DMSO 促进人诱导多能干细胞向肾祖细胞与肾脏类器官高效分化：机制与应用价值

肾脏类器官作为模拟胎儿肾脏发育的体外模型，在肾病研究、药物毒性筛选中具有重要价值，但现有分化方案(如 Morizane 等 2017 年建立的 2D 分步 protocol)存在效率低、肾祖细胞比例不足、类器官成熟度不均等问题。

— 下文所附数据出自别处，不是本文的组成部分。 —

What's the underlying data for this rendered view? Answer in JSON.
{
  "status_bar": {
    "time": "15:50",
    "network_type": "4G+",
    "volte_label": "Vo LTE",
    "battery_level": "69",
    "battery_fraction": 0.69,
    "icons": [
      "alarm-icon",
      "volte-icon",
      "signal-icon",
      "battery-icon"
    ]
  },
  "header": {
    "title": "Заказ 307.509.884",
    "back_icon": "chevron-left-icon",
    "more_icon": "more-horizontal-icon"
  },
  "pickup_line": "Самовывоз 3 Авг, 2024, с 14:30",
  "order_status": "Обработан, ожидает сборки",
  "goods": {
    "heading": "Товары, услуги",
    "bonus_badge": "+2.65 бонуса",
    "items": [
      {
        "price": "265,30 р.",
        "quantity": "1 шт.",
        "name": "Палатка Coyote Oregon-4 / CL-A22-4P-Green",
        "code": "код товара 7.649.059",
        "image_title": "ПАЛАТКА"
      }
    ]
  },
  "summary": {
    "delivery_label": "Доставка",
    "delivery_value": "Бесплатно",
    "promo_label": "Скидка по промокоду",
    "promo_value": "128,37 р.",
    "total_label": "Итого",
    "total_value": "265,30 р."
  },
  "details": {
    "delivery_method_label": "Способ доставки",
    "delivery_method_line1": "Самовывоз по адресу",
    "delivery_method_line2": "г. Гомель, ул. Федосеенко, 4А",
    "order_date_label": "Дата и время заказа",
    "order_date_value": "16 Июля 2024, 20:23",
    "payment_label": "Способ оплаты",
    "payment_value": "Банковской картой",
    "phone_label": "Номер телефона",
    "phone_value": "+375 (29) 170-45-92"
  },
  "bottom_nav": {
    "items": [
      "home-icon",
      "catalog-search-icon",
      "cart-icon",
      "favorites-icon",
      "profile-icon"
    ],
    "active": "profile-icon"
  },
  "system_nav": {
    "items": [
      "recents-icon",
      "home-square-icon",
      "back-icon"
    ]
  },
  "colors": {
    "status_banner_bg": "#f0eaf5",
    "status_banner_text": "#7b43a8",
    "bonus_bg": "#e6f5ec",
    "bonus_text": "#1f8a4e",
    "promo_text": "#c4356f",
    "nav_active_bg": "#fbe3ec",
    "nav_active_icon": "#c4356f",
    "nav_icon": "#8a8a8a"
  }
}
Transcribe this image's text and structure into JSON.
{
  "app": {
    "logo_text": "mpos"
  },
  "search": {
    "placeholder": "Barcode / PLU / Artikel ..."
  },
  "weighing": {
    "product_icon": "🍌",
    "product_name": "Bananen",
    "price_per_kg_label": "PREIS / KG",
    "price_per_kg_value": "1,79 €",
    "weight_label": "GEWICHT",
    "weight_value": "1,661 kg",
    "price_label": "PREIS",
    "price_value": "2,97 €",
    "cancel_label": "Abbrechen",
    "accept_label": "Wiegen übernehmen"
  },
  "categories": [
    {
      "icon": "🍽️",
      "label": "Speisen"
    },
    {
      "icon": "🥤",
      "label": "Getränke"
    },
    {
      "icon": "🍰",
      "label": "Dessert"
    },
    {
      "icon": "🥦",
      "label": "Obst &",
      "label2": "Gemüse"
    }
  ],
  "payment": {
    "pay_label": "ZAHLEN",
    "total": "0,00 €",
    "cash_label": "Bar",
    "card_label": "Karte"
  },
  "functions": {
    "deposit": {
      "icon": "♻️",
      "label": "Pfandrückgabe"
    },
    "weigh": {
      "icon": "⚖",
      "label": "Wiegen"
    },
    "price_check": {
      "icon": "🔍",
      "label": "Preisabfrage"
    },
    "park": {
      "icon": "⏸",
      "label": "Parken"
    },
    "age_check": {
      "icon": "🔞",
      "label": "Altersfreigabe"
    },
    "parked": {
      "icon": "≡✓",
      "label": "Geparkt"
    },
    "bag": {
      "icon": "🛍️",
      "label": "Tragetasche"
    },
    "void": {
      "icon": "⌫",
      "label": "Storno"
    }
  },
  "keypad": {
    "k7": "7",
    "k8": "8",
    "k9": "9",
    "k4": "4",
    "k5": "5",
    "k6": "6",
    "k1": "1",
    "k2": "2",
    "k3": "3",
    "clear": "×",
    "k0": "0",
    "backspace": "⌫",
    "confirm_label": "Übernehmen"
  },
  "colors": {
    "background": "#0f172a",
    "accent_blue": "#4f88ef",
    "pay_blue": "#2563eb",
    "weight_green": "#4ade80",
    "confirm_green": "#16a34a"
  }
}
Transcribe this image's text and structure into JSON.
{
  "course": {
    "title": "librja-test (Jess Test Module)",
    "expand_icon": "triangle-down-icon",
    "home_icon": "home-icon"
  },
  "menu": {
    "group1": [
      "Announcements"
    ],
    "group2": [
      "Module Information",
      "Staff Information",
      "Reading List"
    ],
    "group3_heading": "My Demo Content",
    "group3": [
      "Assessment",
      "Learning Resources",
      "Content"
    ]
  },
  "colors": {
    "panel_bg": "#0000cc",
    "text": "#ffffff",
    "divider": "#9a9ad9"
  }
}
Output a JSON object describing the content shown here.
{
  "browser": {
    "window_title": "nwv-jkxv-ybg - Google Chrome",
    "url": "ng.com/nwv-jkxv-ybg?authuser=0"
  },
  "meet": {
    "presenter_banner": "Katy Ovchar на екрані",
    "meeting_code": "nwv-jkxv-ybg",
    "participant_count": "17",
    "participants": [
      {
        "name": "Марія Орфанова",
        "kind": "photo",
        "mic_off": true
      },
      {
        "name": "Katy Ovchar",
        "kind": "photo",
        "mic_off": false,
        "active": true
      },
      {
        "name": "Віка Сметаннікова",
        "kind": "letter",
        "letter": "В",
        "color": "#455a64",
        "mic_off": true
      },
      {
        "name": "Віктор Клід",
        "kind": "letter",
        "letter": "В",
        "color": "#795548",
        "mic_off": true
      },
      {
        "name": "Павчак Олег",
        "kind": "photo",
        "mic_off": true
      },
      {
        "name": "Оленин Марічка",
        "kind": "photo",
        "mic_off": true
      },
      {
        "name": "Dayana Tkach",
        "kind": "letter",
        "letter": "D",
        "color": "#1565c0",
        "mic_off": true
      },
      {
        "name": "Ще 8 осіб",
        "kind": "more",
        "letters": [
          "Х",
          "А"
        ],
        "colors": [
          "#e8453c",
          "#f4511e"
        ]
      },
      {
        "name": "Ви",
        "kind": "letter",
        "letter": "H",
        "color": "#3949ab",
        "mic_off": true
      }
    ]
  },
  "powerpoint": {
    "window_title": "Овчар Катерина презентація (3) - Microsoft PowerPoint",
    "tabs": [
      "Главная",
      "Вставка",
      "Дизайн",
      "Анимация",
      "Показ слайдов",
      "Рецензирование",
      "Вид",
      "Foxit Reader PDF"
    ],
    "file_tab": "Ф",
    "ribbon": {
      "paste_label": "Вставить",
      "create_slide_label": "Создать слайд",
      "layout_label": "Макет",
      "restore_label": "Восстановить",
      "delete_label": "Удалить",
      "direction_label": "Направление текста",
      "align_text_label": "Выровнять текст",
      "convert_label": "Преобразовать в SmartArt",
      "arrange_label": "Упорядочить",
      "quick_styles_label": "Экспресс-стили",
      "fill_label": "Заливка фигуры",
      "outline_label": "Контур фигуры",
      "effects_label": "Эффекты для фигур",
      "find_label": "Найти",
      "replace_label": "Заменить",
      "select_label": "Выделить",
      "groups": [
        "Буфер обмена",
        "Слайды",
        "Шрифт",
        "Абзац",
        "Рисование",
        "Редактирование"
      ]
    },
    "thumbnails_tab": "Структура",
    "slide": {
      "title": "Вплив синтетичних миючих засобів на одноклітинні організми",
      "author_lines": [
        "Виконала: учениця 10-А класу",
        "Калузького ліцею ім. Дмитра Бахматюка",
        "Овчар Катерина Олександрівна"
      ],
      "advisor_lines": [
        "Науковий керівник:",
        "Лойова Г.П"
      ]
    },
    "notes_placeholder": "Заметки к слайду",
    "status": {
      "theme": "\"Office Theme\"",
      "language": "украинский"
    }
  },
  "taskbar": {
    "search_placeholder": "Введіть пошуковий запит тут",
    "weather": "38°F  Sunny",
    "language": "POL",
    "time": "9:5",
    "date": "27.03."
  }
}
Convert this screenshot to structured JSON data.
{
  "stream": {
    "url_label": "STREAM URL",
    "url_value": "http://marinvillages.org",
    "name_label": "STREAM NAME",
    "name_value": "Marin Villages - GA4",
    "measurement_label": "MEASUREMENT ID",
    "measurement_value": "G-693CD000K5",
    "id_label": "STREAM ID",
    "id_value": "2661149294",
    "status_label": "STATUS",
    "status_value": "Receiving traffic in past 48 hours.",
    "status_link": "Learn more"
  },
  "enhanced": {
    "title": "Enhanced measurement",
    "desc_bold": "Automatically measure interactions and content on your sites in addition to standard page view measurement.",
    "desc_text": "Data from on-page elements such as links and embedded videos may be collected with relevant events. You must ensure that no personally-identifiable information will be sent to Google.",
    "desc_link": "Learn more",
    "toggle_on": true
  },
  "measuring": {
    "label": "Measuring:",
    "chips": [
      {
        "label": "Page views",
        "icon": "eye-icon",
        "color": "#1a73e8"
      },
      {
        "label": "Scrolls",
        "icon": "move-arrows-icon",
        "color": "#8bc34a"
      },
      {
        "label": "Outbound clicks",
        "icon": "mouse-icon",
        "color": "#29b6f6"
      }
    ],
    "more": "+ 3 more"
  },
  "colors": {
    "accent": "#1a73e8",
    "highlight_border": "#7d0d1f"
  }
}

人诱导多能干细胞(hiPSCs)处于 “始发态(primed)” 多能性，其分化潜能受细胞周期、表观遗传状态调控。此前研究发现低剂量二甲基亚砜(DMSO)可通过调控细胞周期(G1 期停滞)增强 hiPSCs 向三胚层分化，但 DMSO 对肾脏类器官分化的影响及机制尚未明确。

来自荷兰马斯特里赫特大学等机构的团队在《Stem Cell Reviews and Reports》上发表题为Dimethyl Sulfoxide Conditions Induced Pluripotent Stem Cells for more Efficient Nephron Progenitor and Kidney Organoid Differentiation的研究，证实1-2% DMSO 短期(24 小时)处理 hiPSCs可通过调节细胞周期、重塑表观遗传景观、优化集落形态，显著提高后肾间充质肾祖细胞(SIX2+)比例(最高达 92%)及肾脏类器官分化效率(1% DMSO 组类器官形成率 78%，对照 38%)，为肾脏类器官的高效构建提供简单可行的优化策略。

实验方法

1. hiPSC 培养与 DMSO 处理

细胞系与培养：使用 3 株 hiPSCs(LUMC：尿液来源;H101、H107：外周血单核细胞来源)，在 1% Geltrex 包被板上用 mTeSRplus 培养基培养，传代时用温和解离试剂处理。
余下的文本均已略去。